Ivânia franziu a testa e se soltou da mão de Hugo.
Ela não ia perder tempo se explicando.
Ivana já havia se explicado inúmeras vezes, mas ninguém acreditou nela.
Ivânia era esperta e não perdia tempo com esforços inúteis.
Ela se sentou na beira da cama, esperando em silêncio.
— Por que não fala? Ficou muda? Você costumava ser tão boa em arranjar desculpas. — Hugo continuou a provocá-la, vendo que ela não dizia nada.
— Hugo, não culpe mais a Ivana. Ela deve ter se confundido por um momento. — Graciele interveio no momento certo.
— Graciele, você é ingênua e bondosa demais. Com essa sua personalidade, não é de se espantar que ela sempre te maltrate... — disse Hugo.
No entanto, antes que ele pudesse terminar, o som estridente de sirenes policiais ecoou novamente no pátio da família Torres.
Agora, ao ouvir o som de sirenes, a família Torres franzia a testa instintivamente.
— O que está acontecendo? Por que a polícia está aqui de novo? — Sérgio e Yasmin estavam confusos.
Nesse momento, uma equipe de policiais entrou e perguntou aos presentes na sala:
— Quem chamou a polícia?
— Fui eu. — Ivânia se levantou lentamente da cama, pegou a caixa de remédios que Hugo havia jogado no chão e a entregou ao policial.
— Eu tenho uma doença cardíaca congênita. Aqui está meu prontuário médico, que também pode ser verificado no Hospital São Luz. A empregada da minha casa trocou meus remédios por vitaminas e comprimidos de cálcio para tentar me matar.
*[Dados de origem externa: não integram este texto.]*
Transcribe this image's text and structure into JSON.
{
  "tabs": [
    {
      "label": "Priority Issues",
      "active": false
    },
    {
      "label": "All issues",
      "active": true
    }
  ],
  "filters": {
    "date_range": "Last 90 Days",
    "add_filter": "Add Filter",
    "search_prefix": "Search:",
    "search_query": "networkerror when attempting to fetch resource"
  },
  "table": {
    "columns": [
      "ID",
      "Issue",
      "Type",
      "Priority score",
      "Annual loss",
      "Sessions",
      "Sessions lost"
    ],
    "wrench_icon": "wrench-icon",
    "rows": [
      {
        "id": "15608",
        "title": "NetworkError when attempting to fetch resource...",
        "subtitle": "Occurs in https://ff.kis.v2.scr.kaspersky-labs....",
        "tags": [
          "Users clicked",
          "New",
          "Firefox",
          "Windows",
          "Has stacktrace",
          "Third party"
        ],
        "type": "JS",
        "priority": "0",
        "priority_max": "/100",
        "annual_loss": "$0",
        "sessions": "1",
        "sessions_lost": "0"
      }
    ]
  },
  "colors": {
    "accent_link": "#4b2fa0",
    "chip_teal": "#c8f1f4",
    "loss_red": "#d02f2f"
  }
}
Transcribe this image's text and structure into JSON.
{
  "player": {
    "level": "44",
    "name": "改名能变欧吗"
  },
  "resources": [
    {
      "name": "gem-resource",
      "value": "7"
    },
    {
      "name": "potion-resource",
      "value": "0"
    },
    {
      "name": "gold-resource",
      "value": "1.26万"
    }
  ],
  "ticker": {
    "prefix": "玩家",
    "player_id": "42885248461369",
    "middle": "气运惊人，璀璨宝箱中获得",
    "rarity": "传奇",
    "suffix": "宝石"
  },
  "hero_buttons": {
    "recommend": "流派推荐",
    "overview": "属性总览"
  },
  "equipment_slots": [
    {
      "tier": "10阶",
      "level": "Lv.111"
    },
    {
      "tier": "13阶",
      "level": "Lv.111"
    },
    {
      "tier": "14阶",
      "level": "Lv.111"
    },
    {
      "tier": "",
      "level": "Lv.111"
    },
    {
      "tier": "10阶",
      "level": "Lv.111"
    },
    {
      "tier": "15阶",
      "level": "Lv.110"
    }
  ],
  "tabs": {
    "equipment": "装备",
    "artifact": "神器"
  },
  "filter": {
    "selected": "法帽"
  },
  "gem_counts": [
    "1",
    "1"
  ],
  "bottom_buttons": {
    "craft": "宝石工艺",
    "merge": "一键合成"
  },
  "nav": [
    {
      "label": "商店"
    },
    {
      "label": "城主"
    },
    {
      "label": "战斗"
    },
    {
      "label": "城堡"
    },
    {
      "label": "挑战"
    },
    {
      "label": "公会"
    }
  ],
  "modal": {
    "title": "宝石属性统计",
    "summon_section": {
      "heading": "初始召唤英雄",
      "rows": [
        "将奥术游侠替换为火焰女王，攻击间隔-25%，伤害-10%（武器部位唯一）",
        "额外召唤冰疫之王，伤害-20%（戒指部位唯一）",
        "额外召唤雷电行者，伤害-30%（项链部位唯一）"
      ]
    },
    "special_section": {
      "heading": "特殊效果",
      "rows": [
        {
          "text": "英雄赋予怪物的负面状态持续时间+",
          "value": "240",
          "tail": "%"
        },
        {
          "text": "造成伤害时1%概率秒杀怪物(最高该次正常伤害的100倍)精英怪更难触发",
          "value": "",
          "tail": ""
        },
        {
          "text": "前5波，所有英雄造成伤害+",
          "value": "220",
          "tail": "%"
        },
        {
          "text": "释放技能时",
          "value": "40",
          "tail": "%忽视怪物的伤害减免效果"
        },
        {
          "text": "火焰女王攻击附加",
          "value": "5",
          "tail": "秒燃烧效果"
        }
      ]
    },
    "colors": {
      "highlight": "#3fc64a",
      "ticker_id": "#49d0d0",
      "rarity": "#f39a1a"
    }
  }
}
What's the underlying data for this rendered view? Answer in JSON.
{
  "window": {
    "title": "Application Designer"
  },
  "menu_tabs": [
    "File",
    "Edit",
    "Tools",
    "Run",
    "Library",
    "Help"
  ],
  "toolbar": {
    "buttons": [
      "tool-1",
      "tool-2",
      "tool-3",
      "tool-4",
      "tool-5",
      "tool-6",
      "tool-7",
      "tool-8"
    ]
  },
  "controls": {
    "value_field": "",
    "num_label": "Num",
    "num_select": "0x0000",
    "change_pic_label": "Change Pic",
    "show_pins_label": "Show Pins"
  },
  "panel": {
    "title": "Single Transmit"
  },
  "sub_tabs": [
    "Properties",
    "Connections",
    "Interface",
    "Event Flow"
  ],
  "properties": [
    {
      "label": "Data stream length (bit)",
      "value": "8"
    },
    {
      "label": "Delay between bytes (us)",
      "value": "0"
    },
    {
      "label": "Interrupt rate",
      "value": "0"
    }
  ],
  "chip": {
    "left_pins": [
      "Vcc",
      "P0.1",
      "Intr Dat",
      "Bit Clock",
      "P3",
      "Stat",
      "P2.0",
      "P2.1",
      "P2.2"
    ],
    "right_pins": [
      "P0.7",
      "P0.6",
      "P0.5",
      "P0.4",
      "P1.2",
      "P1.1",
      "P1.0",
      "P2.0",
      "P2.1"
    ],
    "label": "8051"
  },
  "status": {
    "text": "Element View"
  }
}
Este vídeo é a prova.
Ivânia entregou o celular, que exibia as imagens das câmeras de segurança de seu quarto.
Desde que voltou para a família Torres, Ivânia havia instalado microcâmeras em todos os cantos de seu quarto, um hábito de seus dias como agente infiltrada.
A polícia verificou as provas que ela forneceu, não encontrou irregularidades e, em seguida, algemou e levou Ondina, que estava parada na porta observando a cena.
— Claro. — A policial, condoída com a situação de Ivânia, estava disposta a ajudá-la, desde que não violasse as regras.
Em seguida, Ivânia foi levada à sala de interrogatório, onde encontrou Ondina, já detida.
Ondina parecia apavorada, mas continuava a insistir que havia trocado os remédios por rancor após uma discussão com Ivânia.
Ivânia sentou-se ereta, em silêncio, apenas observando Ondina friamente.
Seu olhar era límpido, sua postura imponente.
Aquela Ivânia deixou Ondina confusa.
Parecia que à sua frente não estava a pobre coitada, sempre humilde e tímida, mas uma policial prestes a interrogá-la.
— Ondina, vou te dar uma última chance. Confesse e será tratada com clemência, resista e enfrentará a severidade da lei.